Stricklandia

Michael Strickland's blog on all things travel: news, deals, destinations, dreams and more.

Thursday, March 13, 2008

Leaving it all behind

CNN.com currently features an article about a middle-aged couple who sold everything and toured the world on bicycles from 2002-2006. The title of the article is "Leaving it all behind." I can't imagine a more warped (yet, admittedly, mainstream) way to characterize their lifestyle change. Instead, I'd call it "Putting it all ahead."

If traversing the well-worn path between home and office every day, sitting in a chair for 40 hours a week, seeing and experiencing the same things day in and day out is "normal," such that breaking out of that cycle and doing something bold means you're "leaving it all behind," then maybe I'm the one with the warped perspective. To me, it seems that escaping the rat race would put the best of what life can offer ahead of—not behind—you.

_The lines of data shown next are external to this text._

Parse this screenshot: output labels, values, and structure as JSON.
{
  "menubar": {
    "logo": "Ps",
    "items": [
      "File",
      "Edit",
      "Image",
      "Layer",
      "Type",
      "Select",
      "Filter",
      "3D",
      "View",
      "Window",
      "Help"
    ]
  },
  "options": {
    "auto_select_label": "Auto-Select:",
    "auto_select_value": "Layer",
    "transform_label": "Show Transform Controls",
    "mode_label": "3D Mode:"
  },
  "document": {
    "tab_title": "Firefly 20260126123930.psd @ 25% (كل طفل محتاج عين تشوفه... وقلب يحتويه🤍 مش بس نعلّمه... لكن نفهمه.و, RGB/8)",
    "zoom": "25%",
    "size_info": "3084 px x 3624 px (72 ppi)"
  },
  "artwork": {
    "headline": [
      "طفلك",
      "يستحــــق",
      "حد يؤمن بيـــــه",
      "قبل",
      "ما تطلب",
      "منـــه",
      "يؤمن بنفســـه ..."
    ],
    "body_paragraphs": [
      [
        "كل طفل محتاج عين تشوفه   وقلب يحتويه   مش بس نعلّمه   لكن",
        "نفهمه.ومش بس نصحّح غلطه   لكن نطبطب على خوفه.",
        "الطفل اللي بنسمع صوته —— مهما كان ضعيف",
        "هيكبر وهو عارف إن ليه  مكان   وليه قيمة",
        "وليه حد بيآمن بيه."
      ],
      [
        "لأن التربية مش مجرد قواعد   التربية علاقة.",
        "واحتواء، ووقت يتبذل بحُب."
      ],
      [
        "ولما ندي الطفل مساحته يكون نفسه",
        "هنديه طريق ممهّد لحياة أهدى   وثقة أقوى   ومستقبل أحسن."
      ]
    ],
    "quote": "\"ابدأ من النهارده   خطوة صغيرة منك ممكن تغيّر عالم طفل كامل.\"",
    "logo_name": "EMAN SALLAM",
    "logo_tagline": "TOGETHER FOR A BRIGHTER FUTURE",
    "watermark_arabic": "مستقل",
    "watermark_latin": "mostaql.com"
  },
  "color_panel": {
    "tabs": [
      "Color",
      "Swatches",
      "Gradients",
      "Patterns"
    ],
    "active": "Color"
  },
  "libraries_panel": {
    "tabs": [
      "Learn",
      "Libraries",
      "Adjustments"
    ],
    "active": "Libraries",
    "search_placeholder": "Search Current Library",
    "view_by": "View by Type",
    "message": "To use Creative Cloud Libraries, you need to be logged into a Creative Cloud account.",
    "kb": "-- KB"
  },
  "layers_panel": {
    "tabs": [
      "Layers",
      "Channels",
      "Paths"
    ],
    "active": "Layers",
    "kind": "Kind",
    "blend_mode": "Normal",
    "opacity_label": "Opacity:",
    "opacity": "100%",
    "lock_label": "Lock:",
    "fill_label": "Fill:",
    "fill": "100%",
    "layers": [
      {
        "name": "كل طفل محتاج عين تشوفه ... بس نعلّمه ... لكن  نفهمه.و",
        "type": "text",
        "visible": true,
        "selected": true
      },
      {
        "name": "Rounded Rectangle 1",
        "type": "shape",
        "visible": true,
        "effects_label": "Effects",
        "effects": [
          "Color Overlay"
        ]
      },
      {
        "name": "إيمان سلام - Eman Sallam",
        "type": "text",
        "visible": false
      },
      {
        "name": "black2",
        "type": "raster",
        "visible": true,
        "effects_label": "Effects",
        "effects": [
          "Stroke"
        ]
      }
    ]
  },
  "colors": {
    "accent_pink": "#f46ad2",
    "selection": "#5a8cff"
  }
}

Contemplating the seductive idea of exploring the world on your own timetable (instead of wedging such journeys into the small box delimited by your company's vacation policy), I imagine how liberating that would feel, how open your lifestyle would become. The phrase "leaving it all behind" contradicts that feeling; it connotes sacrifice, a limitation of options, like you're giving up everything. I think the opposite is true: in choosing such a lifestyle, I think you gain everything.

You acquire the power to define your own life, instead of having it defined for you by the expectations of America's consumerist society. You get the humbling insight of experiencing how the other 98 percent of the world lives, instead of viewing life through the lens of reality TV, celebrity gossip mags and Pottery Barn catalogs. You attain the perspective of seeing just how large this planet is, and how tiny your little place in it is. Perhaps most importantly, you learn what matters most: how much more a new experience adds to your life than does a new pair of trendy shoes.

The critics (my father chief among them) will offer the usual arguments against vagabond living: what about health insurance? retirement savings? financial security? Clearly, these are valid concerns, but they are not reasons NOT to "leave it all behind." If done right, you can live like Pat and Cat Patterson, bicycling around the world—or sailing, or backpacking, or whatever turns you on—and still keep some measure of security. Your 401(k) might not grow as quickly, you might not be able to see a doctor for every sniffle, you will almost certainly have to tighten the belt and live on less. But isn't that the point?

I think we should all take a sabbatical at some point in our lives, whether for only a few months, or for several years, like the Pattersons. It's certainly a notion that I've thought about more than once before. If or when I do it, however, you won't hear me saying I'm "leaving it all behind."